Saturday, March 4, 2017

Review: Persepolis 2: The Story of a Return (Persepolis #3-4) by Marjane Satrapi, Anjali Singh (Translator)

Summary from Goodreads:

In Persepolis, heralded by the Los Angeles Times as “one of the freshest and most original memoirs of our day,” Marjane Satrapi dazzled us with her heartrending memoir-in-comic-strips about growing up in Iran during the Islamic Revolution. Here is the continuation of her fascinating story. In 1984, Marjane flees fundamentalism and the war with Iraq to begin a new life in Vienna. Once there, she faces the trials of adolescence far from her friends and family, and while she soon carves out a place for herself among a group of fellow outsiders, she continues to struggle for a sense of belonging.
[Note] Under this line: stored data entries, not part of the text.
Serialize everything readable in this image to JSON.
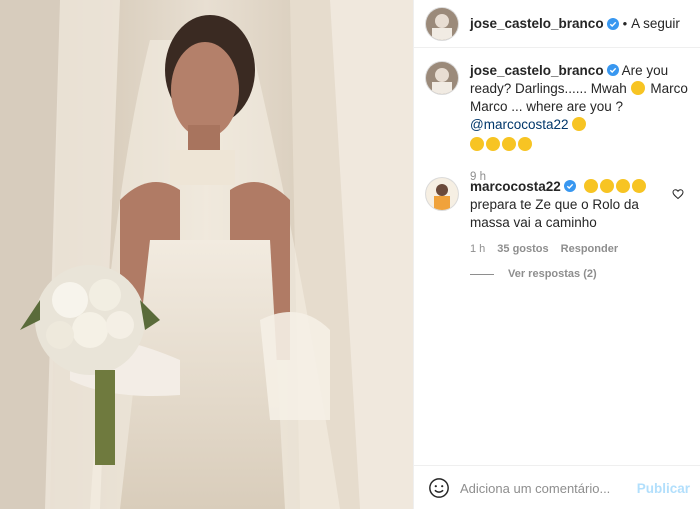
{
  "post": {
    "image_alt": "bride in white dress holding bouquet",
    "author": "jose_castelo_branco",
    "follow_label": "A seguir",
    "more_label": "•••"
  },
  "caption": {
    "author": "jose_castelo_branco",
    "text_1": "Are you ready? Darlings...... Mwah",
    "text_2": "Marco Marco ... where are you ?",
    "mention": "@marcocosta22",
    "time": "9 h"
  },
  "comment": {
    "author": "marcocosta22",
    "text": "prepara te Ze que o Rolo da massa vai a caminho",
    "time": "1 h",
    "likes": "35 gostos",
    "reply_label": "Responder"
  },
  "replies": {
    "label": "Ver respostas (2)"
  },
  "footer": {
    "placeholder": "Adiciona um comentário...",
    "post_label": "Publicar"
  },
  "colors": {
    "verified": "#3897f0",
    "link": "#00376b",
    "publish_disabled": "#b2dffc",
    "emoji": "#f7c423"
  }
}
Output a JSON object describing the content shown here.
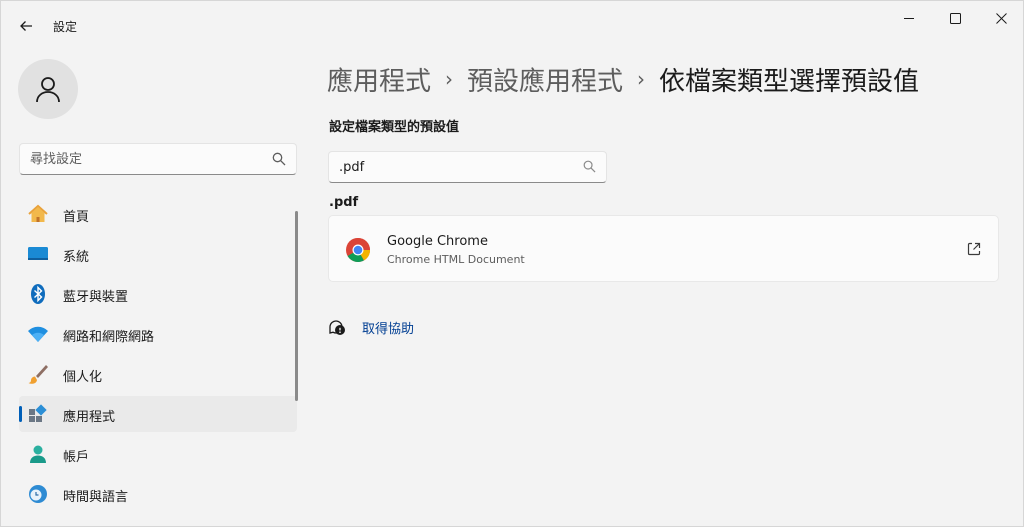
{
  "window": {
    "title": "設定",
    "controls": [
      "minimize-icon",
      "maximize-icon",
      "close-icon"
    ]
  },
  "sidebar": {
    "search_placeholder": "尋找設定",
    "items": [
      {
        "label": "首頁",
        "icon": "home-icon"
      },
      {
        "label": "系統",
        "icon": "system-icon"
      },
      {
        "label": "藍牙與裝置",
        "icon": "bluetooth-icon"
      },
      {
        "label": "網路和網際網路",
        "icon": "wifi-icon"
      },
      {
        "label": "個人化",
        "icon": "brush-icon"
      },
      {
        "label": "應用程式",
        "icon": "apps-icon",
        "active": true
      },
      {
        "label": "帳戶",
        "icon": "account-icon"
      },
      {
        "label": "時間與語言",
        "icon": "time-language-icon"
      }
    ]
  },
  "breadcrumb": {
    "items": [
      "應用程式",
      "預設應用程式",
      "依檔案類型選擇預設值"
    ],
    "separator": "›"
  },
  "main": {
    "section_title": "設定檔案類型的預設值",
    "filter_value": ".pdf",
    "extension_heading": ".pdf",
    "app": {
      "name": "Google Chrome",
      "description": "Chrome HTML Document",
      "icon": "chrome-icon"
    },
    "help_label": "取得協助"
  },
  "colors": {
    "background": "#f3f3f3",
    "accent": "#005fb8",
    "link": "#003e92"
  }
}
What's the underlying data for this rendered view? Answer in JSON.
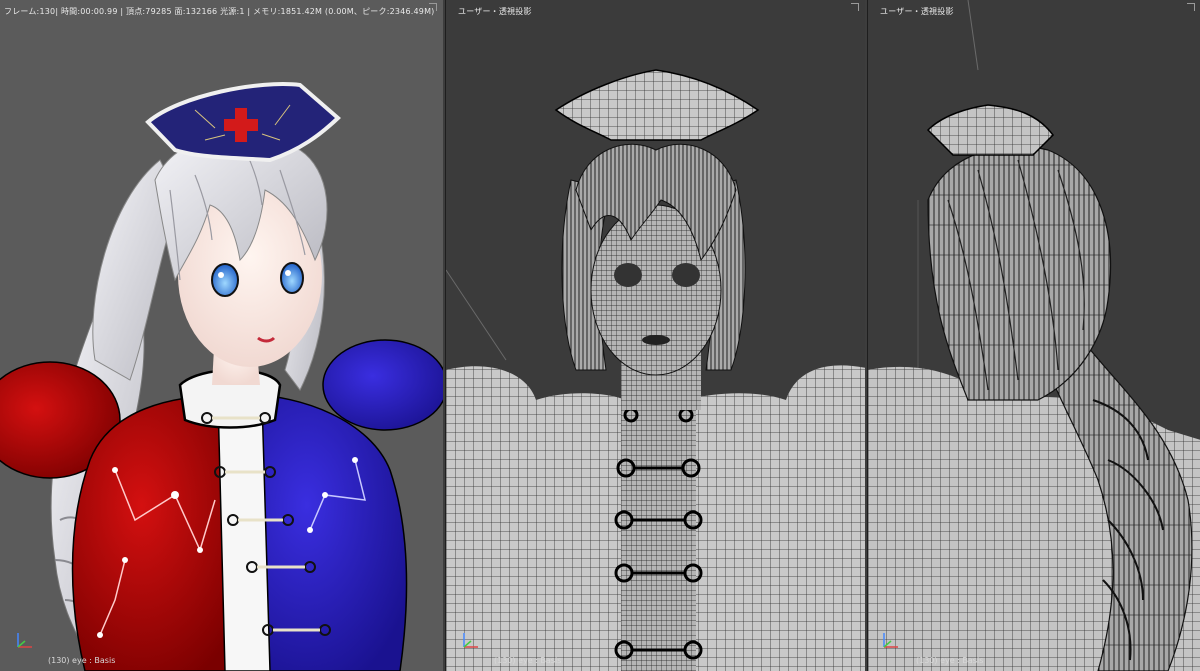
{
  "viewport_left": {
    "stats_label": "フレーム:130| 時間:00:00.99 | 頂点:79285 面:132166 光源:1 | メモリ:1851.42M (0.00M、ピーク:2346.49M)",
    "footer_label": "(130) eye : Basis",
    "mode": "rendered"
  },
  "viewport_center": {
    "view_label": "ユーザー・透視投影",
    "footer_label": "(130) eye : Basis",
    "mode": "wireframe-front"
  },
  "viewport_right": {
    "view_label": "ユーザー・透視投影",
    "footer_label": "(130) eye : Basis",
    "mode": "wireframe-back"
  },
  "colors": {
    "viewport_bg_rendered": "#5b5b5b",
    "viewport_bg_solid": "#3b3b3b",
    "hair": "#d9d9de",
    "dress_red": "#c00000",
    "dress_blue": "#2a1ec8",
    "hat_navy": "#2a2a8a",
    "cross_red": "#d31a1a",
    "eye_blue": "#2a7ae0",
    "mesh_surface": "#bdbdbd",
    "wire": "#1a1a1a"
  },
  "icons": {
    "axis": "axis-gizmo-icon",
    "corner": "viewport-corner-icon"
  }
}
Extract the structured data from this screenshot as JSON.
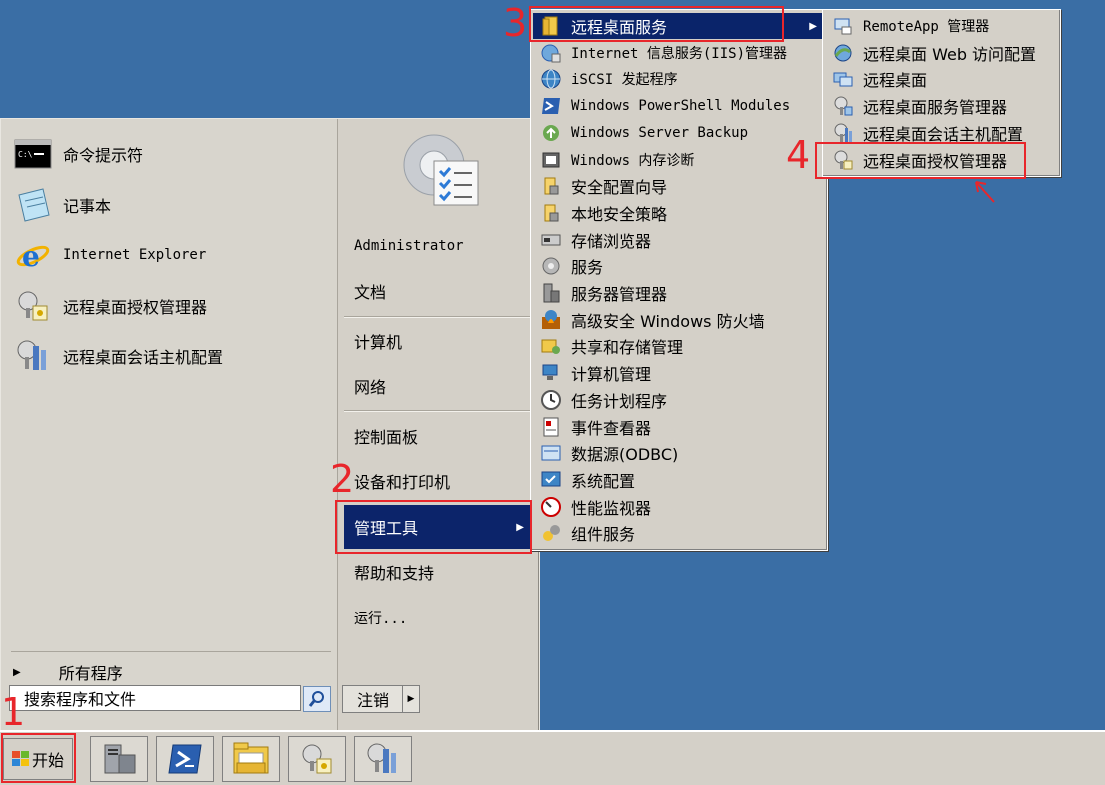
{
  "start_menu": {
    "pinned": [
      {
        "label": "命令提示符",
        "icon": "cmd-icon"
      },
      {
        "label": "记事本",
        "icon": "notepad-icon"
      },
      {
        "label": "Internet Explorer",
        "icon": "ie-icon"
      },
      {
        "label": "远程桌面授权管理器",
        "icon": "license-manager-icon"
      },
      {
        "label": "远程桌面会话主机配置",
        "icon": "session-host-config-icon"
      }
    ],
    "all_programs": "所有程序",
    "search_placeholder": "搜索程序和文件",
    "right": {
      "user": "Administrator",
      "documents": "文档",
      "computer": "计算机",
      "network": "网络",
      "control_panel": "控制面板",
      "devices_printers": "设备和打印机",
      "admin_tools": "管理工具",
      "help_support": "帮助和支持",
      "run": "运行...",
      "logoff": "注销"
    }
  },
  "admin_tools_menu": {
    "items": [
      {
        "label": "远程桌面服务",
        "icon": "folder-icon"
      },
      {
        "label": "Internet 信息服务(IIS)管理器",
        "icon": "iis-icon"
      },
      {
        "label": "iSCSI 发起程序",
        "icon": "iscsi-icon"
      },
      {
        "label": "Windows PowerShell Modules",
        "icon": "powershell-icon"
      },
      {
        "label": "Windows Server Backup",
        "icon": "backup-icon"
      },
      {
        "label": "Windows 内存诊断",
        "icon": "memory-icon"
      },
      {
        "label": "安全配置向导",
        "icon": "security-wizard-icon"
      },
      {
        "label": "本地安全策略",
        "icon": "security-policy-icon"
      },
      {
        "label": "存储浏览器",
        "icon": "storage-icon"
      },
      {
        "label": "服务",
        "icon": "services-icon"
      },
      {
        "label": "服务器管理器",
        "icon": "server-manager-icon"
      },
      {
        "label": "高级安全 Windows 防火墙",
        "icon": "firewall-icon"
      },
      {
        "label": "共享和存储管理",
        "icon": "share-icon"
      },
      {
        "label": "计算机管理",
        "icon": "computer-management-icon"
      },
      {
        "label": "任务计划程序",
        "icon": "clock-icon"
      },
      {
        "label": "事件查看器",
        "icon": "event-viewer-icon"
      },
      {
        "label": "数据源(ODBC)",
        "icon": "odbc-icon"
      },
      {
        "label": "系统配置",
        "icon": "msconfig-icon"
      },
      {
        "label": "性能监视器",
        "icon": "perfmon-icon"
      },
      {
        "label": "组件服务",
        "icon": "component-icon"
      }
    ]
  },
  "rds_menu": {
    "items": [
      {
        "label": "RemoteApp 管理器",
        "icon": "remoteapp-icon"
      },
      {
        "label": "远程桌面 Web 访问配置",
        "icon": "web-access-icon"
      },
      {
        "label": "远程桌面",
        "icon": "remote-desktop-icon"
      },
      {
        "label": "远程桌面服务管理器",
        "icon": "rds-manager-icon"
      },
      {
        "label": "远程桌面会话主机配置",
        "icon": "session-host-config-icon"
      },
      {
        "label": "远程桌面授权管理器",
        "icon": "license-manager-icon"
      }
    ]
  },
  "taskbar": {
    "start_label": "开始",
    "buttons": [
      "server-manager-icon",
      "powershell-icon",
      "explorer-icon",
      "license-manager-icon",
      "session-host-config-icon"
    ]
  },
  "annotations": {
    "step1": "1",
    "step2": "2",
    "step3": "3",
    "step4": "4"
  },
  "colors": {
    "desktop": "#3a6ea5",
    "highlight": "#0a246a",
    "annotation": "#e8262b"
  }
}
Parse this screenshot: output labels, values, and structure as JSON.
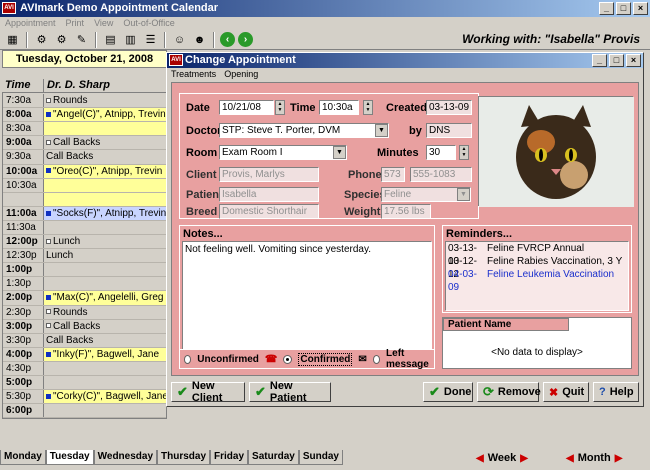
{
  "window": {
    "title": "AVImark Demo Appointment Calendar"
  },
  "menu": [
    "Appointment",
    "Print",
    "View",
    "Out-of-Office"
  ],
  "working_with": "Working with: \"Isabella\" Provis",
  "calendar": {
    "date": "Tuesday, October 21, 2008",
    "time_header": "Time",
    "doctor_header": "Dr. D. Sharp",
    "rows": [
      {
        "time": "7:30a",
        "entry": "Rounds",
        "style": "grey",
        "mark": "o"
      },
      {
        "time": "8:00a",
        "entry": "\"Angel(C)\", Atnipp, Trevin",
        "style": "yellow",
        "mark": "b",
        "hour": true
      },
      {
        "time": "8:30a",
        "entry": "",
        "style": "yellow"
      },
      {
        "time": "9:00a",
        "entry": "Call Backs",
        "style": "grey",
        "mark": "o",
        "hour": true
      },
      {
        "time": "9:30a",
        "entry": "Call Backs",
        "style": "grey"
      },
      {
        "time": "10:00a",
        "entry": "\"Oreo(C)\", Atnipp, Trevin",
        "style": "yellow",
        "mark": "b",
        "hour": true
      },
      {
        "time": "10:30a",
        "entry": "",
        "style": "yellow"
      },
      {
        "time": "",
        "entry": "",
        "style": "yellow"
      },
      {
        "time": "11:00a",
        "entry": "\"Socks(F)\", Atnipp, Trevin",
        "style": "blue",
        "mark": "b",
        "hour": true
      },
      {
        "time": "11:30a",
        "entry": "",
        "style": "grey"
      },
      {
        "time": "12:00p",
        "entry": "Lunch",
        "style": "grey",
        "mark": "o",
        "hour": true
      },
      {
        "time": "12:30p",
        "entry": "Lunch",
        "style": "grey"
      },
      {
        "time": "1:00p",
        "entry": "",
        "style": "grey",
        "hour": true
      },
      {
        "time": "1:30p",
        "entry": "",
        "style": "grey"
      },
      {
        "time": "2:00p",
        "entry": "\"Max(C)\", Angelelli, Greg",
        "style": "yellow",
        "mark": "b",
        "hour": true
      },
      {
        "time": "2:30p",
        "entry": "Rounds",
        "style": "grey",
        "mark": "o"
      },
      {
        "time": "3:00p",
        "entry": "Call Backs",
        "style": "grey",
        "mark": "o",
        "hour": true
      },
      {
        "time": "3:30p",
        "entry": "Call Backs",
        "style": "grey"
      },
      {
        "time": "4:00p",
        "entry": "\"Inky(F)\", Bagwell, Jane",
        "style": "yellow",
        "mark": "b",
        "hour": true
      },
      {
        "time": "4:30p",
        "entry": "",
        "style": "grey"
      },
      {
        "time": "5:00p",
        "entry": "",
        "style": "grey",
        "hour": true
      },
      {
        "time": "5:30p",
        "entry": "\"Corky(C)\", Bagwell, Jane",
        "style": "yellow",
        "mark": "b"
      },
      {
        "time": "6:00p",
        "entry": "",
        "style": "grey",
        "hour": true
      }
    ]
  },
  "day_tabs": [
    "Monday",
    "Tuesday",
    "Wednesday",
    "Thursday",
    "Friday",
    "Saturday",
    "Sunday"
  ],
  "active_tab": "Tuesday",
  "nav": {
    "week": "Week",
    "month": "Month"
  },
  "dialog": {
    "title": "Change Appointment",
    "menu": [
      "Treatments",
      "Opening"
    ],
    "date_label": "Date",
    "date": "10/21/08",
    "time_label": "Time",
    "time": "10:30a",
    "created_label": "Created",
    "created": "03-13-09",
    "doctor_label": "Doctor",
    "doctor": "STP: Steve T. Porter, DVM",
    "by_label": "by",
    "by": "DNS",
    "room_label": "Room",
    "room": "Exam Room I",
    "minutes_label": "Minutes",
    "minutes": "30",
    "client_label": "Client",
    "client": "Provis, Marlys",
    "phone_label": "Phone",
    "phone_area": "573",
    "phone_num": "555-1083",
    "patient_label": "Patient",
    "patient": "Isabella",
    "species_label": "Species",
    "species": "Feline",
    "breed_label": "Breed",
    "breed": "Domestic Shorthair",
    "weight_label": "Weight",
    "weight": "17.56 lbs",
    "notes_title": "Notes...",
    "notes": "Not feeling well.  Vomiting since yesterday.",
    "reminders_title": "Reminders...",
    "reminders": [
      {
        "date": "03-13-10",
        "text": "Feline FVRCP Annual",
        "blue": false
      },
      {
        "date": "03-12-12",
        "text": "Feline Rabies Vaccination, 3 Y",
        "blue": false
      },
      {
        "date": "04-03-09",
        "text": "Feline Leukemia Vaccination",
        "blue": true
      }
    ],
    "patient_name_title": "Patient Name",
    "patient_col": "Patient Name",
    "no_data": "<No data to display>",
    "status": {
      "unconfirmed": "Unconfirmed",
      "confirmed": "Confirmed",
      "left_message": "Left message",
      "selected": "Confirmed"
    },
    "buttons": {
      "new_client": "New Client",
      "new_patient": "New Patient",
      "done": "Done",
      "remove": "Remove",
      "quit": "Quit",
      "help": "Help"
    }
  }
}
Finding that she misses her home more than she can stand, Marjane returns to Iran after graduation. Her difficult homecoming forces her to confront the changes both she and her country have undergone in her absence and her shame at what she perceives as her failure in Austria. Marjane allows her past to weigh heavily on her until she finds some like-minded friends, falls in love, and begins studying art at a university. However, the repression and state-sanctioned chauvinism eventually lead her to question whether she can have a future in Iran.

As funny and poignant as its predecessor, Persepolis 2 is another clear-eyed and searing condemnation of the human cost of fundamentalism. In its depiction of the struggles of growing up—here compounded by Marjane’s status as an outsider both abroad and at home—it is raw, honest, and incredibly illuminating.

My Review:

I have a love/hate relationship with graphic novels in general but I'm a huge fan of the graphic memoir.

What I Liked:

The art.
The style is simple and it evokes a realistic image. The coloring is only in black and white, which worked to emphasize the balance between the images and the main story. I felt that Satrapi's images impacted the story and emphasized the message of discovering your identity as a young women.

The message. The novel deals with identity as a women and also explores living in Iran as a women. It conveys issues of gender and politics in a way that helps the reader understand everything.

The writing. Compared to the other graphic memoir I read for my Women and Literature course this one was written extremely well and I flew through the novel.

I recommend checking out this graphic memoir is informative and eye-opening read.